Actionable Antimicrobial Resistance Dashboards: Enhancing Insights and Versatility through Improved Performance and Analytics
Principal Investigator: Casey Cazer
Co-PI: Cassandra Guarino; Amelia Safi
DESCRIPTION (provided by applicant):
The purpose of this cooperative agreement is to expand an antimicrobial resistance (AMR) dashboard tool, the AMR Data Visualizer. Cornell University and the University of Guelph created the AMR Data Visualizer to allow users to analyze AMR data and share data summaries while maintaining data ownership and privacy. However, the AMR Data Visualizer is a prototype and is not optimized for ease of use or generalizability to other AMR datasets. The goal of this proposal is to make the AMR Data Visualizer user-friendly, fast, versatile, and publicly available. To achieve this ambitious goal, we will work with three new subrecipient partners—Purdue University, the University of Minnesota, and the University of Pennsylvania—to develop regional antibiograms with the AMR Data Visualizer. This beta-testing will enable Cornell University and the University of Guelph, the primary developer, to refine the dashboard in exciting ways. During the award period, we will (i) add additional features, (ii) work with new partners to explore AMR trends in several pathogens, (iii) pilot-test outbreak detection algorithms, and (iv) improve the computational efficiency of the dashboard so that it can analyze big data.
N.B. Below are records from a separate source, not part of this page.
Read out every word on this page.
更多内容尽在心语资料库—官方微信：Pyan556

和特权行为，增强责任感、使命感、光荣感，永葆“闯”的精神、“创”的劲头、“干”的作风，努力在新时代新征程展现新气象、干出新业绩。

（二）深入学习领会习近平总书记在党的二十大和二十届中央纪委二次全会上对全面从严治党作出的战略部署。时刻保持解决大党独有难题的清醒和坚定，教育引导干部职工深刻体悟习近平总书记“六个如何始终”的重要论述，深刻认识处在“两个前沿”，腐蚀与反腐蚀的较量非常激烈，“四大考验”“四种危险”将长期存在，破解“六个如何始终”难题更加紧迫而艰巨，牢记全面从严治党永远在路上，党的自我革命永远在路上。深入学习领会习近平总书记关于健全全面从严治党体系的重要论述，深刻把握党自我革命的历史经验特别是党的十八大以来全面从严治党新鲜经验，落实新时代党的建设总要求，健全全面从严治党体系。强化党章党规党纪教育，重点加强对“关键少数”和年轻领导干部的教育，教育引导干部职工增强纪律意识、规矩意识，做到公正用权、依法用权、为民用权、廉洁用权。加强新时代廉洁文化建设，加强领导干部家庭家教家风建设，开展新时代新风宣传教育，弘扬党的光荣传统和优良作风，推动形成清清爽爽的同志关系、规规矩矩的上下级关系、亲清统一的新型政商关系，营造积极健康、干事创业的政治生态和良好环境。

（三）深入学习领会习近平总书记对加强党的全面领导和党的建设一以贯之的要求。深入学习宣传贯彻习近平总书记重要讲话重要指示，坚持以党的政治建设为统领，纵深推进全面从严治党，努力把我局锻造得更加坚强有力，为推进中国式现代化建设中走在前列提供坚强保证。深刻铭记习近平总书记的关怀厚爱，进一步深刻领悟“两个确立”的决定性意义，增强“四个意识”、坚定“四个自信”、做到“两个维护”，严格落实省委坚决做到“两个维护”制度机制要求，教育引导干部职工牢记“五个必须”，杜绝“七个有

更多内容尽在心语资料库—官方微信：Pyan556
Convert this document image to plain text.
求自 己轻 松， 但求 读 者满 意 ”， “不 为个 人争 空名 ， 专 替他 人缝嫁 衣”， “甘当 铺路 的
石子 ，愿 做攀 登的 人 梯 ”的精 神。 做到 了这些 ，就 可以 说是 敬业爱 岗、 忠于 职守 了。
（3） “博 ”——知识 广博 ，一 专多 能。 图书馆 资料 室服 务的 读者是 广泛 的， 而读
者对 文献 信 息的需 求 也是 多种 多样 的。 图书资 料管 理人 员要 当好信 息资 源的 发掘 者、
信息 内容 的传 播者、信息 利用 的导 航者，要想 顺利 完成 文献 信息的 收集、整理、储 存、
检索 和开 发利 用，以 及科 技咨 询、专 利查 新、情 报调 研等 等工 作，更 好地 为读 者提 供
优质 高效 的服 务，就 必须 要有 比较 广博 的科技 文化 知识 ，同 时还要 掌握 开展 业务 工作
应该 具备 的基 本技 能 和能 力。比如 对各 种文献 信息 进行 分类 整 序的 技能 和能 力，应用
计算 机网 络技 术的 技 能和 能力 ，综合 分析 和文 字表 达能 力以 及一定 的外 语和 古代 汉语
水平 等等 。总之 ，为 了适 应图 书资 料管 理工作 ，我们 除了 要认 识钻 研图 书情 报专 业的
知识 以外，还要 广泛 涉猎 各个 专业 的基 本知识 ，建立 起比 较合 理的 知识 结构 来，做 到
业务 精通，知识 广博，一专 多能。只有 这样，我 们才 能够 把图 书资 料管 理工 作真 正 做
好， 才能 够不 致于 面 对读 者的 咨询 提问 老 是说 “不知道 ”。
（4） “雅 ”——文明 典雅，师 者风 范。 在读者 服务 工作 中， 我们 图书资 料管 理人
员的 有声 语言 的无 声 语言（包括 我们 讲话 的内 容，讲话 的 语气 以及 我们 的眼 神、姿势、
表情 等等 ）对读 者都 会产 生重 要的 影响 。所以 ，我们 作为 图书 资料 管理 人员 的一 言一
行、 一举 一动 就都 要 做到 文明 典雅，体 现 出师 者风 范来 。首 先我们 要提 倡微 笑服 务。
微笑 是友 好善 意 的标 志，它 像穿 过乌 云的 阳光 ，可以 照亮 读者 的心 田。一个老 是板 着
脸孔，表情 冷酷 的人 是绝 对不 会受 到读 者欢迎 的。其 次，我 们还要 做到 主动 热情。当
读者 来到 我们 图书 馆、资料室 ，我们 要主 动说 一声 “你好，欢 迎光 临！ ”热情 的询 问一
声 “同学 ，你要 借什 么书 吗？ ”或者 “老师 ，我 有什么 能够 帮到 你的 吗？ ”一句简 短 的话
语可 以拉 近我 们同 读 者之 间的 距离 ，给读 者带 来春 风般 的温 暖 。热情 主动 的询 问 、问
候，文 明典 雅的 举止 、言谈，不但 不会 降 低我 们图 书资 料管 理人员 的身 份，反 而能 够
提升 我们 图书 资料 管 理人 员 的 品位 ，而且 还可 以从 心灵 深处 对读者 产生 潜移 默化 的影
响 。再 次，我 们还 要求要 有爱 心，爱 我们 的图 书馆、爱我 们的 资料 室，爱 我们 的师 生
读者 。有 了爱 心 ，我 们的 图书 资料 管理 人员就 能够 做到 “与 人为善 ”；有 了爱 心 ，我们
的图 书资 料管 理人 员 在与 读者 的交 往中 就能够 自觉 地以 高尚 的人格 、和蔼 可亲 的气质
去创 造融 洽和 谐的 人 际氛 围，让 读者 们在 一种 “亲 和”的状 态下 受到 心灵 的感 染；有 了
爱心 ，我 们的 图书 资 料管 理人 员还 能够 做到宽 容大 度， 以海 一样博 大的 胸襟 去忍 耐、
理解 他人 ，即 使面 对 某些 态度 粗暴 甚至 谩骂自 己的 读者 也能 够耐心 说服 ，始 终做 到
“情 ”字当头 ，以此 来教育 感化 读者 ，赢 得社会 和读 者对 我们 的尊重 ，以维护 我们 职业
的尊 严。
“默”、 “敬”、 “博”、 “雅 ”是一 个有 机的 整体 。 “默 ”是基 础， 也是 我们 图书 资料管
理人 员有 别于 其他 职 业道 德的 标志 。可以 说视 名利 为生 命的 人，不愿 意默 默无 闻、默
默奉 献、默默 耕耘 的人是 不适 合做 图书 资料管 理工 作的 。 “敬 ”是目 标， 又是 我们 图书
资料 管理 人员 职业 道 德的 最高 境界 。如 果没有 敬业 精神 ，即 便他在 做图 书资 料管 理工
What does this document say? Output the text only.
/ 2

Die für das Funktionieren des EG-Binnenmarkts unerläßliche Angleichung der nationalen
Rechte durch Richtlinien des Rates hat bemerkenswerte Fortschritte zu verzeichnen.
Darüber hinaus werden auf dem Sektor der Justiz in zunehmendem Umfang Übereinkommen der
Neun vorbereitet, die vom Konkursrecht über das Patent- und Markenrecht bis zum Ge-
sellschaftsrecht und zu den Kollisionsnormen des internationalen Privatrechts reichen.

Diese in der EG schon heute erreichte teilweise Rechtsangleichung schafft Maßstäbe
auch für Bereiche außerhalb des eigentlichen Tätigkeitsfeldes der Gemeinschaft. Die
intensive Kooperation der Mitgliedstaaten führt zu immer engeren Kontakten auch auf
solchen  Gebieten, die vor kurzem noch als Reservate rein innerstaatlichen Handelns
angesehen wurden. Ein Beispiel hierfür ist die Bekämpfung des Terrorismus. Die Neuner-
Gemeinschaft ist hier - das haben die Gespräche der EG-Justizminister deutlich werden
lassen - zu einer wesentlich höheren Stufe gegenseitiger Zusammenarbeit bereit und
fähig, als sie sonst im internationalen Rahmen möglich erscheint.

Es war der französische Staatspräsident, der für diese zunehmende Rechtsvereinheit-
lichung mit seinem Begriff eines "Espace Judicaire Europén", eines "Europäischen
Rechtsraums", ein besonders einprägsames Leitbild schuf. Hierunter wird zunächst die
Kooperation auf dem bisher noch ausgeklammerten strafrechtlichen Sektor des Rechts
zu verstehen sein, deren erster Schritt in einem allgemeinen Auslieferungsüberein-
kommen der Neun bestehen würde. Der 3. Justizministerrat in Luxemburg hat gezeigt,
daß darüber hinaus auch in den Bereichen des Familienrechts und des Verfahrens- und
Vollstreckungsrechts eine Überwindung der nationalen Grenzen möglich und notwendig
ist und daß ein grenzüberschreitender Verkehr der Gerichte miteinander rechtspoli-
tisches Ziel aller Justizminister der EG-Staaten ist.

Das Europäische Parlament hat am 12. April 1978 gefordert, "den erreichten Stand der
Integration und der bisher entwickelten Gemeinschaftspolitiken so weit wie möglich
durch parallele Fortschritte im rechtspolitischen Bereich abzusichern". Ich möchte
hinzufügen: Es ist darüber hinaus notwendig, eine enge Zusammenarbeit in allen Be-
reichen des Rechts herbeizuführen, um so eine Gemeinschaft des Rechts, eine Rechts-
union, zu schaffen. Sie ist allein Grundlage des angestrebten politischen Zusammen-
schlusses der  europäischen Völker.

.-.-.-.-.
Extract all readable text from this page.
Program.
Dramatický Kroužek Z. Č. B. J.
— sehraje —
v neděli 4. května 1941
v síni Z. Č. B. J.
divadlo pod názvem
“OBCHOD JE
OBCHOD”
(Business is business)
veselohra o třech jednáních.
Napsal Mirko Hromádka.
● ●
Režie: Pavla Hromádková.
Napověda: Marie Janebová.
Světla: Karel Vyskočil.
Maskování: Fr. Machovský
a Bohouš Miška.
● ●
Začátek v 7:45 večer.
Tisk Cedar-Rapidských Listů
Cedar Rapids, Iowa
Deliverables and outcomes include (i) minimum inhibitory concentration (MIC) metrics, tables, and interpretation functions, (ii) an understanding and comparison of AMR trends for key dog, cat, equine, and cattle pathogens in four states, (iii) an "alpha-version" of an outbreak alert, and, in the end, a publicly available dashboard tool. Cornell University will lead the project, with the four subrecipients playing critical roles. The new subrecipients will pilot test the AMR Data Visualizer, providing critical feedback for dashboard improvement. In the short term, veterinary diagnostic labs, veterinary teaching hospitals, and other owners of animal AMR data will benefit from this project because they will likely be the first users of the new AMR Data Visualizer. In the long term, the AMR Data Visualizer will vastly improve AMR surveillance and antimicrobial stewardship in animals by making local, regional, and national antibiograms available and accessible to antimicrobial stewards and practicing veterinarians worldwide.